A chegada de Secret Level, a nova antologia de animação dedicada aos videogames produzida pela Amazon, gerou grandes expectativas no universo gamer. Com uma proposta de combinar belíssimas animações com narrativas envolventes, a série é, nas palavras do criador Tim Miller, um “bilhete de amor” aos jogos que marcaram nossa infância e continuam a influenciar gerações. No entanto, após assistir aos 15 episódios, a questão que fica é: será que realmente cumpriu essa promessa ou, na verdade, virou apenas uma série de propagandas disfarçadas?

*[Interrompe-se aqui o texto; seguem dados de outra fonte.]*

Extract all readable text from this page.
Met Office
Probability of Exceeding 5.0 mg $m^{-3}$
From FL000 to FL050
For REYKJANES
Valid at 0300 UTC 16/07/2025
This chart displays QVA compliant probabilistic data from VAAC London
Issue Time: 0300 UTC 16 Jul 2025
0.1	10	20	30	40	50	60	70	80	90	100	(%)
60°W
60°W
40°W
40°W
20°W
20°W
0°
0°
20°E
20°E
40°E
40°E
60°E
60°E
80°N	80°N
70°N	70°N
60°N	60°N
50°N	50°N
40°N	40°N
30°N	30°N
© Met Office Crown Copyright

Antes de entrar nas armadilhas e triunfos da série, é importante contextualizar a produção. Secret Level, desenvolvida pelo estúdio Blur em colaboração com os estúdios MGM da Amazon, revela um nível de animação impecável, reconhecido por seu trabalho em trailers cinematográficos de games ao longo da última década. No entanto, o que poderia ser uma poderosa antologia de histórias se transforma, em muitos episódios, em algo que lembra uma coleção de trailers que tentam, em vão, criar um impacto emocional. Os episódios, embora visualmente deslumbrantes, tendem a compartilhar uma mesma batida emocional, resultando em experiências que, por vezes, se assemelham a comerciais elaborados.

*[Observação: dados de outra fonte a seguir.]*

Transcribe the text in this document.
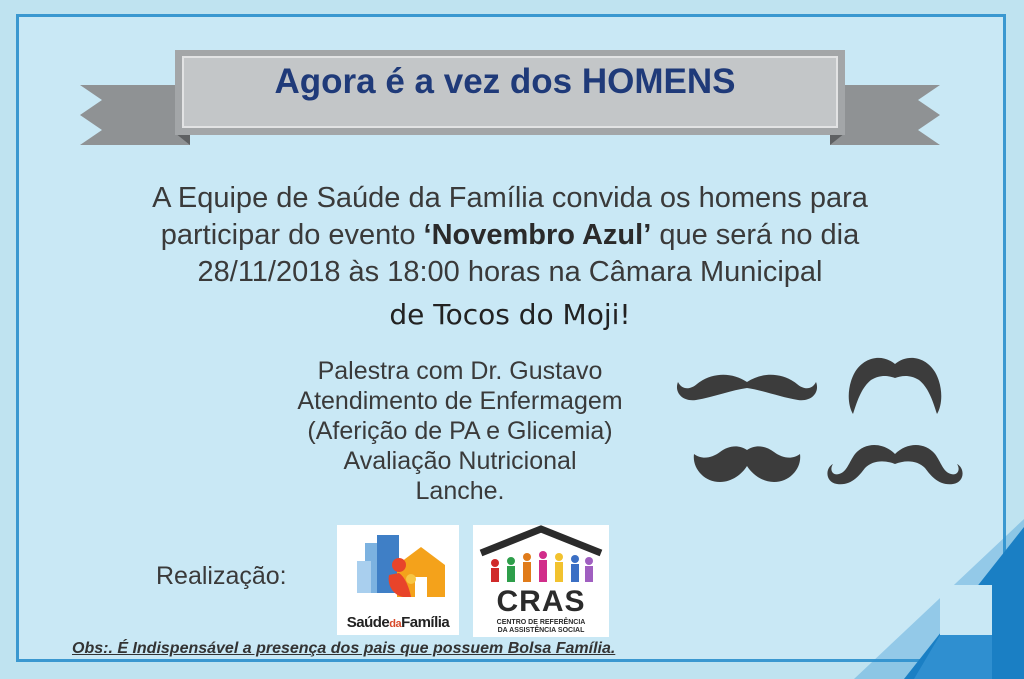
Agora é a vez dos HOMENS
A Equipe de Saúde da Família convida os homens para
participar do evento ‘Novembro Azul’ que será no dia
28/11/2018 às 18:00 horas na Câmara Municipal
de Tocos do Moji!
Palestra com Dr. Gustavo
Atendimento de Enfermagem
(Aferição de PA e Glicemia)
Avaliação Nutricional
Lanche.
Realização:
SaúdedaFamília
CRAS
CENTRO DE REFERÊNCIA
DA ASSISTÊNCIA SOCIAL
Obs:. É Indispensável a presença dos pais que possuem Bolsa Família.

Um dos aspectos mais intrigantes da série é a seleção dos jogos que são abordados em cada episódio. Desde Concord, um shooter heroico pouco promovido pela Sony, até a demonstração do MMO New World, claramente há uma estratégia voltada não apenas para a exploração artística das histórias, mas também para o marketing de jogos que estão sendo lançados ou que estão em desenvolvimento ativo. É como se a Amazon estivesse utilizando a antologia como um veículo para confirmar a sua presença no mercado de jogos, ao invés de oferecer uma narrativa coesa que realmente reverberasse o que os jogos representam para sua base de fãs.

Ao analisar alguns dos episódios, como o do jogo Exodus: Odyssey, notamos uma certa falta de compromisso narrativo. Lançado menos de um ano atrás com pouca presença até mesmo em trailers, não parece haver justificativa para seu destaque na antologia. A presença de Dungeons & Dragons também suscita questionamentos, uma vez que a transformação das propriedades de Wizards of the Coast em produtos de marketing ultrapassa o limite do que poderia ser contado como uma história envolvente.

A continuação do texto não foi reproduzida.